For Reading and Meditation:
Ezekiel 11:1-15
The final aspect of God's nature that we examine is His knowledge and wisdom. I link these two characteristics together because really it is almost impossible to consider one without considering the other. This is true of all God's attributes, but perhaps more so of the two we are now about to consider. The difference between knowledge and wisdom has been described like this: "Knowledge is what we know; wisdom is the right application of what we know." God, of course, knows everything; everything possible; everything actual. He is perfectly acquainted with every detail in the life of every being in heaven, in earth, and in hell. Daniel said of Him: "He knows what lies in darkness, and light dwells with him" (Daniel 2:22). Nothing escapes His notice, nothing can be hidden from Him, and nothing can be forgotten by Him. I know that many Christians when referring to their conversion say that God has forgotten their sins, but strictly speaking that is not so.
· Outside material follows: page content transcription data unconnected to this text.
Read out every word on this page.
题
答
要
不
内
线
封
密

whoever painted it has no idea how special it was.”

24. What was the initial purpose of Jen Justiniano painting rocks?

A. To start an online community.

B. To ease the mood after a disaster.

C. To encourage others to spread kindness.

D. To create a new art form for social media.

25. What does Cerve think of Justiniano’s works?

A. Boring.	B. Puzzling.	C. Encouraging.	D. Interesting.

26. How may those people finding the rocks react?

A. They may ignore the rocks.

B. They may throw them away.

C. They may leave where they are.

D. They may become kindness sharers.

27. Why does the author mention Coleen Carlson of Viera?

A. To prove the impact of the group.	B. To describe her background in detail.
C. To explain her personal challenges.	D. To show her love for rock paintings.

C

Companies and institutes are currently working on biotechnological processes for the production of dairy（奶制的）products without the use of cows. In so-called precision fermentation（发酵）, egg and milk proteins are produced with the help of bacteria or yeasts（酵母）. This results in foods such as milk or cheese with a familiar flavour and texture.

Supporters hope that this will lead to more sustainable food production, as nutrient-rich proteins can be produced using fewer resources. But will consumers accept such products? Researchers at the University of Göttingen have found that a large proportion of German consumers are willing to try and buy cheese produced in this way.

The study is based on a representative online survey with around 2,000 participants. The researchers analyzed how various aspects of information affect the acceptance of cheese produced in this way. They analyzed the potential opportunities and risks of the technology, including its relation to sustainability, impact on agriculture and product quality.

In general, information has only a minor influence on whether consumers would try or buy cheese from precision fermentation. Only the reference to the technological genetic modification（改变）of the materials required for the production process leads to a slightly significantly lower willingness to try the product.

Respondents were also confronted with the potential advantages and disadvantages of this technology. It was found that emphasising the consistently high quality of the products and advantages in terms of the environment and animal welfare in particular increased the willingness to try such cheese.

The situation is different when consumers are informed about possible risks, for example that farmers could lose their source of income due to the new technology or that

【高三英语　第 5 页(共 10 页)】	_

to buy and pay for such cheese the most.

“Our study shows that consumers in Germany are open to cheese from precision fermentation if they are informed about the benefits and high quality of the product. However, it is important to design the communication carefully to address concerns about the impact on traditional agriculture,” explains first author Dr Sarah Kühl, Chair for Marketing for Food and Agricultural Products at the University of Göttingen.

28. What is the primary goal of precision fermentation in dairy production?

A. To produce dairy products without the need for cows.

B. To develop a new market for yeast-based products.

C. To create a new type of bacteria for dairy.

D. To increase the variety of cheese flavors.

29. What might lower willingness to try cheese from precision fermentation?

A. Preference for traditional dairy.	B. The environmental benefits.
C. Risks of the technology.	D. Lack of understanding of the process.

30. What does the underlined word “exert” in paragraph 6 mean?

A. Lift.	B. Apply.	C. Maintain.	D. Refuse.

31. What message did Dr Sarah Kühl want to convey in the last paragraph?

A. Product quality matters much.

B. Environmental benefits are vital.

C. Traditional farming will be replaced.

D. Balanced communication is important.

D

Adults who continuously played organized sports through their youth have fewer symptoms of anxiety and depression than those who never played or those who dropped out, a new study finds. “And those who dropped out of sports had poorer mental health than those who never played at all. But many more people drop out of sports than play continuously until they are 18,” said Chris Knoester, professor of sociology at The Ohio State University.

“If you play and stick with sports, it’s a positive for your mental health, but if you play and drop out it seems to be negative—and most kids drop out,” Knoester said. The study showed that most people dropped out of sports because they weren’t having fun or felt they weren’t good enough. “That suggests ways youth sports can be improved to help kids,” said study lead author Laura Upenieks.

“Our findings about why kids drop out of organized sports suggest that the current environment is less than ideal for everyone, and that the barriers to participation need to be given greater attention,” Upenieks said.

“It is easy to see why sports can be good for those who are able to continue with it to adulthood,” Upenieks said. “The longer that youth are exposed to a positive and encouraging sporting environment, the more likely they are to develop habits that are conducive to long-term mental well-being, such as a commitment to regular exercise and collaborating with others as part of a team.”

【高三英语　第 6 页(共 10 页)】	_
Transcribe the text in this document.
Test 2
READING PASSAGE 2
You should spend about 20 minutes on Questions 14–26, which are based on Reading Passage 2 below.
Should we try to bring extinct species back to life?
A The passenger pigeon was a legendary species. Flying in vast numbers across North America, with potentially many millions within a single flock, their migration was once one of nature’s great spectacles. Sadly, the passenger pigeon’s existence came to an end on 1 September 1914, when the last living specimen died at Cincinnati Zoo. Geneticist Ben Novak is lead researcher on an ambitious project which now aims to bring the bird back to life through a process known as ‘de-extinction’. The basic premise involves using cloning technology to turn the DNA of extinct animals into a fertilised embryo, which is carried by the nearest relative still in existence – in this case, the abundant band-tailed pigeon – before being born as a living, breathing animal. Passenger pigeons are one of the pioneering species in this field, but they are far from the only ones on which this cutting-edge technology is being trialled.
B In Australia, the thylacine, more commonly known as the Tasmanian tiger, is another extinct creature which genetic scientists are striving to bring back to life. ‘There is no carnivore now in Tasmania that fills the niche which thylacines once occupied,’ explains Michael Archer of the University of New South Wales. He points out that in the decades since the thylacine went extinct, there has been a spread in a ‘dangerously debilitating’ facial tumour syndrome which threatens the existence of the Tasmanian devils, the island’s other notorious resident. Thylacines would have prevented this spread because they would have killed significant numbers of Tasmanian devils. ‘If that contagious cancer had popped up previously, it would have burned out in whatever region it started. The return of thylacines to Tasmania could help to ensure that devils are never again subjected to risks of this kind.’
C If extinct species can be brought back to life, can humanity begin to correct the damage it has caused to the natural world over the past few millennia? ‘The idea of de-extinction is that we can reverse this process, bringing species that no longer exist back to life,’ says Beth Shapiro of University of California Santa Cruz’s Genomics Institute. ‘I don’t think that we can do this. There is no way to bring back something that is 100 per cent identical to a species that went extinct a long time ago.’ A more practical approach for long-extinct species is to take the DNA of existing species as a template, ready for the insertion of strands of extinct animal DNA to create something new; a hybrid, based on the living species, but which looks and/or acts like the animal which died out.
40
God never forgets anything. What He promises to do with our sins is "to remember [them] no more" (Jeremiah 31:34). There is a great difference between forgetting something and deciding not to remember it. Realising, as we do, that God knows everything ought to strengthen our faith and cause us to bow in adoration before Him. The hymnist put it effectively when he wrote: The knowledge of this life is small, The eye of faith is dim, But 'tis enough that God knows all And I shall be with Him.
O Father, how consoling it is to know that You know everything. Nothing ever escapes Your attention. This means I can relax, for what I don't know You know. And because You know it, then what I don't know can't hurt me. Amen.